DirectX Next

Anyone have any comments on this article? http://www.beyond3d.com/articles/directxnext/

Looks like the super buffers extension will cover a fair chunk of that functionality. The Topology processor sounds interesting. I’m not so sure about the surfaces tesselator.

I was going to ask the same questions, almost word for word.

I’ve been wanting to use a topology processor for a long time as I’m a big fan of procedural geometry. Emulating this in a VP was just too much of a pain so far.

The virtual video memory confuses me a bit, since that’s what we normally do anyway, at least one-way. Maybe it’s just more “managed” for us simpletons. The big question is whether page faults can be absorbed or will they cause stalls. That’s the tricky bit, IMO.

I do like the bit about arraying all scene matrices and letting geometry seamlessly index into those (my interpretation of the bit about instancing). We’ve talked about a couple of ways to do that with current hardware, but I haven’t heard of any GL extension proposal that’ll allow that explicitly. I could use that yesterday.

Avi

final page of meltdown’03 “Future Features” presentation:
Please send in your feature requests

  • What features are still missing?
  • What scenarios does this feature set still not enable?
  • What syntax would you like to see used to expect these features?
  • Mail to directx@microsoft.com

translation: VaporwareX Next (R).

MICROS~1.OFT clearly doesn’t know yet what DireX Next will be.

Since DX Next will ship with Longhorn, you’re looking at a 2006 launch time. So Microsoft doesn’t really need to have a firm, definitive knowledge of what it will be yet.

Impressive but OpenGL will be able to do the same thing with extention…

Well, MS had been planning on DirectX 9 to last quite a while, a fact made quite obvious by the existance of the very powerful shader version 3.0 specs. During the wait perhaps video card design will mature further. FP32 on all new cards, plus good FP render target and texture support. In truth there’s still a heck of alot that can be improved on video cards with the current DirectX specs and OpenGL [ARB] extensions.

A related question, anyone know the status of the super buffers working group? The ARB meeting notes aren’t up yet from the September meeting. And I think there is supposed to be another meeting coming up this week.

I have a comment on the frame buffer access page: Hardware vendors, please please please give us access to the frame buffer from within fragment program…even if it’s just the fragment we’re about to write to.
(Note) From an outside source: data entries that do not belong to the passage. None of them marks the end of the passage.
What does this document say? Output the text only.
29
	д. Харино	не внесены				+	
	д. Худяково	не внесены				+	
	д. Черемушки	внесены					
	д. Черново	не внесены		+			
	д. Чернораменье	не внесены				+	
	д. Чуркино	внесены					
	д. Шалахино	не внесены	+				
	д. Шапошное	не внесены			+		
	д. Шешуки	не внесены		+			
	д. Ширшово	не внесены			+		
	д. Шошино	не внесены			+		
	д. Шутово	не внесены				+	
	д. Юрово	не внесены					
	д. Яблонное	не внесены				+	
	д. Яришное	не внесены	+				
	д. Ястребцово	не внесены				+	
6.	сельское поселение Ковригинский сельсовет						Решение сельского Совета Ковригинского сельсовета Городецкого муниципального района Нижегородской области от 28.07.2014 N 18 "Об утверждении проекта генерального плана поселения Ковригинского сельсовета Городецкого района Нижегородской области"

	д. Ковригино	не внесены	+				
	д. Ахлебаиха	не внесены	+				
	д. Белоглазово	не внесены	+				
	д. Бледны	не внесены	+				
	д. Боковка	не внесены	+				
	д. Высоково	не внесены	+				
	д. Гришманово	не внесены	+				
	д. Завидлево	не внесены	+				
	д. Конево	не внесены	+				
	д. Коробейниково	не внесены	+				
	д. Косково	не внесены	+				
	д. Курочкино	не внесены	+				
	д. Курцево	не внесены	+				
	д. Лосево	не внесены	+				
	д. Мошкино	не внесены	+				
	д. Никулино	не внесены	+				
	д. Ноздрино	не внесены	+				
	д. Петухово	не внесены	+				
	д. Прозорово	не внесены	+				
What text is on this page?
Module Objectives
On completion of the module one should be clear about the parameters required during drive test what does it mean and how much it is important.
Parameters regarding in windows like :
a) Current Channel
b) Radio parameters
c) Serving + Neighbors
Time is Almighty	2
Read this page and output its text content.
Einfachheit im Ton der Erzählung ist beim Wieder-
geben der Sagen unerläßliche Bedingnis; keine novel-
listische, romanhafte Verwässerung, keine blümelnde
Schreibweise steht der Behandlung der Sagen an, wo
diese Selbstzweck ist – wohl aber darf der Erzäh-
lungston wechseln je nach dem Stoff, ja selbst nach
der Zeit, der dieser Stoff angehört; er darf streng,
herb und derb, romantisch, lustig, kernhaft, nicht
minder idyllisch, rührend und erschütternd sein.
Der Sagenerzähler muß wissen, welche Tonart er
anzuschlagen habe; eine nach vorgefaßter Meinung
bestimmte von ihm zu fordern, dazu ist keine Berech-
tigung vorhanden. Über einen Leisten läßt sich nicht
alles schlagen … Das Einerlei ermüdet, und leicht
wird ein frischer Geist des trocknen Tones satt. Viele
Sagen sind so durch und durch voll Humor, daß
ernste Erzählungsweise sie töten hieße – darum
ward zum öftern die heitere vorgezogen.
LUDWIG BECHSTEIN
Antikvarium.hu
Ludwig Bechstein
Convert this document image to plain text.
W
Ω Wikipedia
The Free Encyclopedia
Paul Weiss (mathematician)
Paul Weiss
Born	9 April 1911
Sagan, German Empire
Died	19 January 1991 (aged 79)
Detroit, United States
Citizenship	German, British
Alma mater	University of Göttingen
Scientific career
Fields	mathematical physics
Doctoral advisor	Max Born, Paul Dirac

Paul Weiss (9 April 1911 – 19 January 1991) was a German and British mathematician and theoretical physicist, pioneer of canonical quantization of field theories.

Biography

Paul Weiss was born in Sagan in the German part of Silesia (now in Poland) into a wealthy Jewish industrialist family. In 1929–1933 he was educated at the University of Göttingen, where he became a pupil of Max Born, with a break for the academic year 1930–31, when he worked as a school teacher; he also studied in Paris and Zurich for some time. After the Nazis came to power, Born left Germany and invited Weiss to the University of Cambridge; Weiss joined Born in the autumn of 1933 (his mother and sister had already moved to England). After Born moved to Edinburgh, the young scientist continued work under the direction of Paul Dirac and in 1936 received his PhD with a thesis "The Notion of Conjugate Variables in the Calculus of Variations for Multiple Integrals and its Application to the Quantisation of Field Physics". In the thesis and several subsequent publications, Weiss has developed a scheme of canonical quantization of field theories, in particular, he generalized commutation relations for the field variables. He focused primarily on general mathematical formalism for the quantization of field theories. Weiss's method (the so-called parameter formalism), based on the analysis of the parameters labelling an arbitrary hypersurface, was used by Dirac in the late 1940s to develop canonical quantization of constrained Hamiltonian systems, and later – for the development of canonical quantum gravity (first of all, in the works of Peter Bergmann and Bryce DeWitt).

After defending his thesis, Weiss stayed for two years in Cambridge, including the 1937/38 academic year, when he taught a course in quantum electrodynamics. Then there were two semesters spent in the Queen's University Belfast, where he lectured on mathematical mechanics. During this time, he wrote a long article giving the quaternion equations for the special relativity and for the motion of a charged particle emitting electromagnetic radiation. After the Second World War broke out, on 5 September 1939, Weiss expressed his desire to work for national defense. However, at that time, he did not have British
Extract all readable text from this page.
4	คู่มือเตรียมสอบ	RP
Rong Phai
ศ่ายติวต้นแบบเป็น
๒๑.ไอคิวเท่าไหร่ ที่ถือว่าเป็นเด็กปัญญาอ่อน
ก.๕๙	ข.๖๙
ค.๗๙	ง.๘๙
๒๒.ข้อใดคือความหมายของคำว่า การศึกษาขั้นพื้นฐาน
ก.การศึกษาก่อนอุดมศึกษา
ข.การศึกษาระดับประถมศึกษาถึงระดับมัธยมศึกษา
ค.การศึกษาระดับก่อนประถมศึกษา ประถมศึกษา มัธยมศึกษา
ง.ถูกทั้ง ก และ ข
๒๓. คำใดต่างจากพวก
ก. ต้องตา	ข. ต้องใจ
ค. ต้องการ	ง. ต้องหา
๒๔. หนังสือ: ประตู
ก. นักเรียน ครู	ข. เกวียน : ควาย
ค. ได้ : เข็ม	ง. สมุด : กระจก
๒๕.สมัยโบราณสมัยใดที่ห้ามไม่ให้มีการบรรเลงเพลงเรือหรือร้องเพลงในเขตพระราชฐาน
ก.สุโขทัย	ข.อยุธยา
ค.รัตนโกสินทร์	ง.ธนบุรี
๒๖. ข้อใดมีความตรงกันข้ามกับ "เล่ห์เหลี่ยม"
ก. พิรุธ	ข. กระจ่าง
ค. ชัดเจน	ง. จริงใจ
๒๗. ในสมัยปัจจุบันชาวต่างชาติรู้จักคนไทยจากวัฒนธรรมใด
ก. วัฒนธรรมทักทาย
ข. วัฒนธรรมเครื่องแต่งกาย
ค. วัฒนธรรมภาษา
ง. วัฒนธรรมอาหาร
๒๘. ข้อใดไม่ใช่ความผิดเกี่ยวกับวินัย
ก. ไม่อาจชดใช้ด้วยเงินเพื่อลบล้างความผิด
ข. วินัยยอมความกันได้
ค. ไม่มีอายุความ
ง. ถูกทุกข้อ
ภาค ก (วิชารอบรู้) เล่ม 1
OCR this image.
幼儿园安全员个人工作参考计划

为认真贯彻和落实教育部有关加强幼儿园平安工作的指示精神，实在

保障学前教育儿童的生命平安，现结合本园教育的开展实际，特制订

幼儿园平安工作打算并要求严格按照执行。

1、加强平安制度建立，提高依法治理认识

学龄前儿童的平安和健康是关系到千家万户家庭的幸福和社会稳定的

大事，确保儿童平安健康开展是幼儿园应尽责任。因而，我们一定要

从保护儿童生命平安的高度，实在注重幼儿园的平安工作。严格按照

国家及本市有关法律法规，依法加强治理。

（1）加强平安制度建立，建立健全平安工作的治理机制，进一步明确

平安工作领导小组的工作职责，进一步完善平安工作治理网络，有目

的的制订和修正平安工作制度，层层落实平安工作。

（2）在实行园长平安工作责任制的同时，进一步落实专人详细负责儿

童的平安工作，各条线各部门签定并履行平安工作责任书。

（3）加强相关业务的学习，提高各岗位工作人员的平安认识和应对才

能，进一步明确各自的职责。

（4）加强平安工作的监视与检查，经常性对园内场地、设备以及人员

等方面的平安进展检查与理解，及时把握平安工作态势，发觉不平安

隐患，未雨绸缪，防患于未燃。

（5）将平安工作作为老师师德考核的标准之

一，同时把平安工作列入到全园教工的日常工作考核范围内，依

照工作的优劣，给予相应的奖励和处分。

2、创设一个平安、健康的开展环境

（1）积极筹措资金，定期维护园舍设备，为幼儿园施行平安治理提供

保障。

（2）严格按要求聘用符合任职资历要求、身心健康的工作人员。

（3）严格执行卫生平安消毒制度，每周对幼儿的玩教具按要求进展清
It’s so important to be able to do customized blending, particularly to higher-precision buffers.

If the statement that hardware vendors want to drop this is accurate, could someone please explain why?

If the statement that hardware vendors want to drop this is accurate, could someone please explain why?

Fundamentally, it’s the same reason why uploading a texture is faster than downloading it from hardware. The pipeline works best/fastest when it goes one way. Which is why the blend stage is at the very end of the pipe, and it is also why turning on alpha blending causes a performance drop.

Also, it prevents them from making parallelizing optimizations, where a program might be running such that it is overwriting the same fragment on two different pipelines. The “alpha blending” unit would be responsible for sorting out which data goes where. If this is possible in advanced hardware, a framebuffer read operation would have to cause a full-pipeline stall.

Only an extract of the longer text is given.